My favorite is Barnacle Bill’s seafood joint in Port Pirie, Australia: Soaring church spires combine with “Barnacle Bill’s logo, a portly sailor balancing a tray of fish on one hand and ship’s wheel in the other. Inside, the pulpit is now a deep-frying counter, and the pews have been replaced by tables and a salad bar.”
The church, built in 1879, closed its doors around 1991, and the building was abandoned for five years. Now, it continues to feed the poor (not to say other folks).
An Illegal Tonic Turned Cure-All Aphrodisiac. The Taino Native Americans were original inhabitants of what’s now the Dominican Republic. “By the 15th century,” Gastro writes, “they could remove cyanide from yucca, make balls of natural rubber, and tap the medicinal potential of the abundant local flora.”
Then in 1492 Christopher Columbus brought them alcohol. Adding it to home brews resulted in what’s now known as Mama Juana.
To make Mama Juana, fill a bottle with pieces of tree bark and herbs (Gastro suggests star anise, clove, basil, and agave), then top it off with rum, red wine, and honey. Gastro notes, “The taste of the liquor, which is woody and sweet, gets stronger with time and is sometimes compared to port wine, and other times to cough syrup.”
In the 1950s, the tonic’s popularity soared with a L’Elisir d’Amore fad originated by a fellow named Jesus Rodriguez.
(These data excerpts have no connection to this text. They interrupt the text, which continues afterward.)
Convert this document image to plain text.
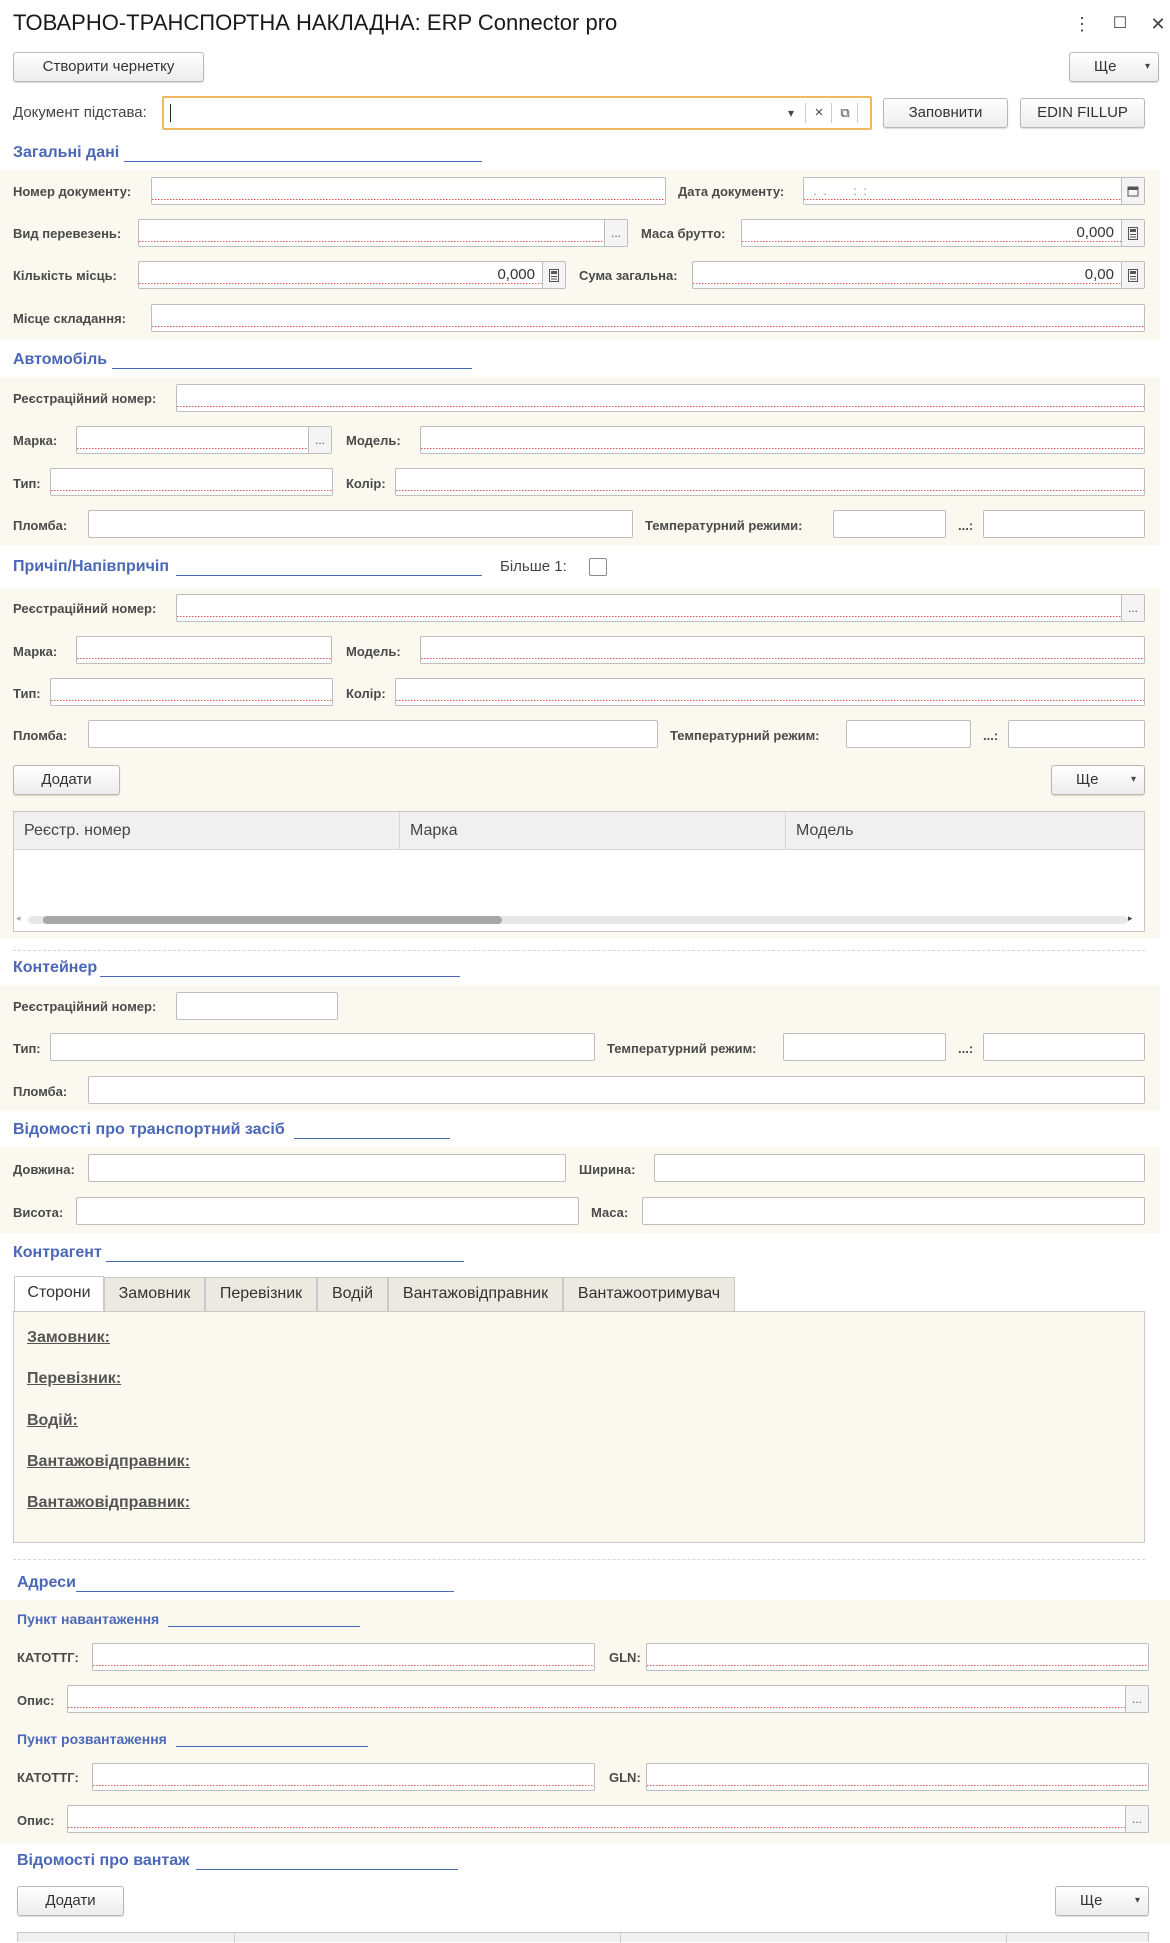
ТОВАРНО-ТРАНСПОРТНА НАКЛАДНА: ERP Connector pro	⋮	☐ ✕
Створити чернетку	Ще	▾
Документ підстава:	▾	×	⧉	Заповнити	EDIN FILLUP
Загальні дані
Номер документу:	Дата документу:	.  .        :  :
Вид перевезень:	...	Маса брутто:	0,000
Кількість місць:	0,000	Сума загальна:	0,00
Місце складання:
Автомобіль
Реєстраційний номер:
Марка:	...	Модель:
Тип:	Колір:
Пломба:	Температурний режими:	...:
Причіп/Напівпричіп	Більше 1:
Реєстраційний номер:	...
Марка:	Модель:
Тип:	Колір:
Пломба:	Температурний режим:	...:
Додати	Ще	▾
Реєстр. номер	Марка	Модель
◂	▸
Контейнер
Реєстраційний номер:
Тип:	Температурний режим:	...:
Пломба:
Відомості про транспортний засіб
Довжина:	Ширина:
Висота:	Маса:
Контрагент
Сторони	Замовник	Перевізник	Водій	Вантажовідправник	Вантажоотримувач
Замовник:
Перевізник:
Водій:
Вантажовідправник:
Вантажовідправник:
Адреси
Пункт навантаження
КАТОТТГ:	GLN:
Опис:	...
Пункт розвантаження
КАТОТТГ:	GLN:
Опис:	...
Відомості про вантаж
Додати	Ще	▾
Dictator Trujillo countered, requiring dispensing only by those with a medical license. This hampered the bootlegging, but gave Mama Juana medical cred.
“Nowadays,” Gastro says, “Mama Juana is both legal and abundant. It’s often referred to by Dominicans as the ‘baby maker’ or El Para Palo, which translates into ‘The Stick Lifter.’ ”
And when the bottle is drained, simply add more rum and wine. “The process, locals say, can be repeated for up to a decade.”